Diagnosing Hypertrophic Cardiomyopathy: How A Phased Array Ultrasonic Exam Helps Confirm Diagnoses

16 September 2019
 Categories: Business, Blog


What is the one thing doctors will tell patients every time? "Nothing is certain, until it is." That is the hopeful approach all doctors take to helping patients with potentially unpleasant diagnoses. Cancer is not certain until the biopsy says so. Pulmonary embolisms are not really there until either surgery or medication proves it. The same is true of any physical ailment or disease until tests prove otherwise. 

That is why, when a doctor tells a child or teen (or even a young adult, if the young adult lives that long) that he/she may have a disorder known as hypertrophic cardiomyopathy, you wait until it can be proven. Symptoms for this genetic congenital disorder may all be present, but the disorder is not real until all possible tests confirm it. An EKG or ECG are both common with this type of heart problem, as is an ultrasound, if the heart can withstand it. However, short of open heart surgery, which no one undergoes unless they have to, the only other way to confirm this heart problem is with a phased array ultrasonic examination. Here is how that works. 

The Phased Array Ultrasound Machine

This machine is similar to an ultrasound machine in that it uses radio waves to detect tissue depth, bone density, and thicknesses. The difference here is that waves travel in a phased array, either in shorter or longer bursts and waves that are stretched to a certain size before emitting, or shrunk to a certain size before emitting. A trained ultrasonographer will know exactly how to set up the machine for minimum depth, wavelength, and phase length.

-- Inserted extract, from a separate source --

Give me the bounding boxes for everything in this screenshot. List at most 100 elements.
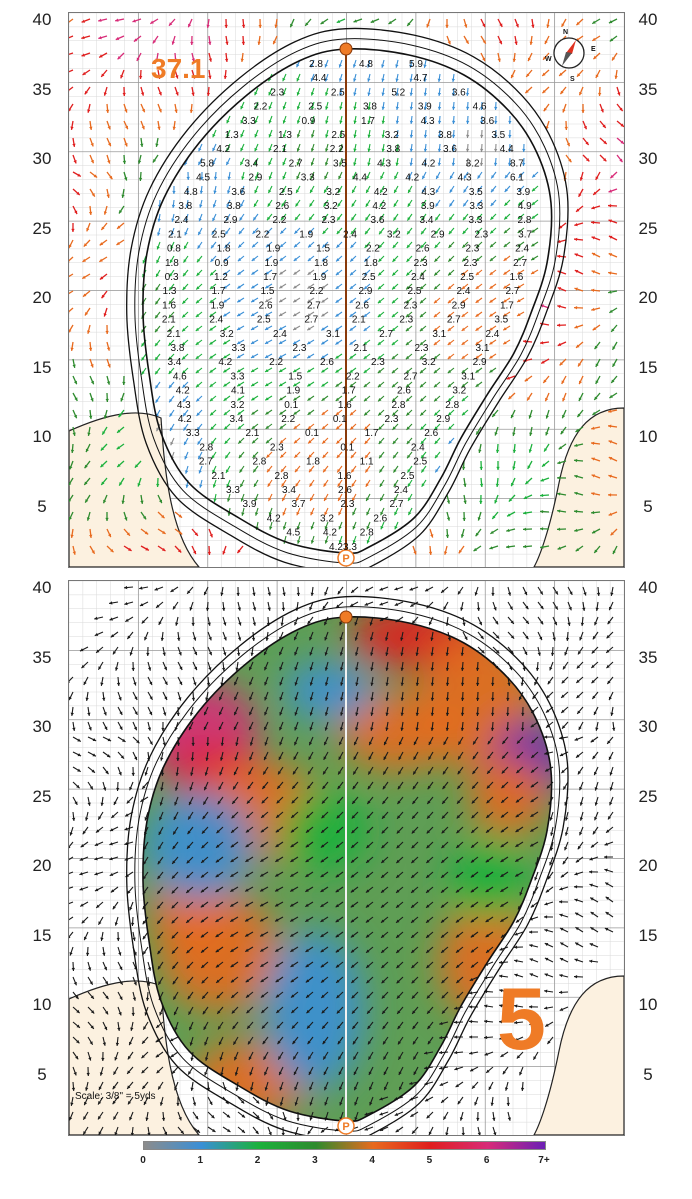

As the waves pass through the chest wall to the heart, the wave reports back the muscle structure of the intercostal muscles of the ribs and the heart muscle itself. 

What the Phased Array Ultrasound Can "See" That Other Tests and Machines Cannot

A phased array ultrasound is akin to the machines treasure hunters use to echo-locate sunken ships on the bottom of the ocean floor. Both the treasure hunting machine and its sound waves and the phased array ultrasound are sending waves through substances and causing the waves to bounce off thicker, heavier objects. In this case, with a heart, the thicknesses detected in a normal heart will register at just a couple millimeters thick through the heart walls and a wee bit thicker at the apex (or bottom point) of the heart muscle where the ventricles meet.

In a heart that has cardiomyopathy, the phased array ultrasound's waves will detect much thicker muscle tissue, sometimes almost an inch or two thick. It is this super thick, very inflexible muscle tissue of the cardiomyopathic heart that prevents the patient from having decent blood circulation and from breathing easily and freely. Hence, the phased array ultrasound confirms the diagnosis.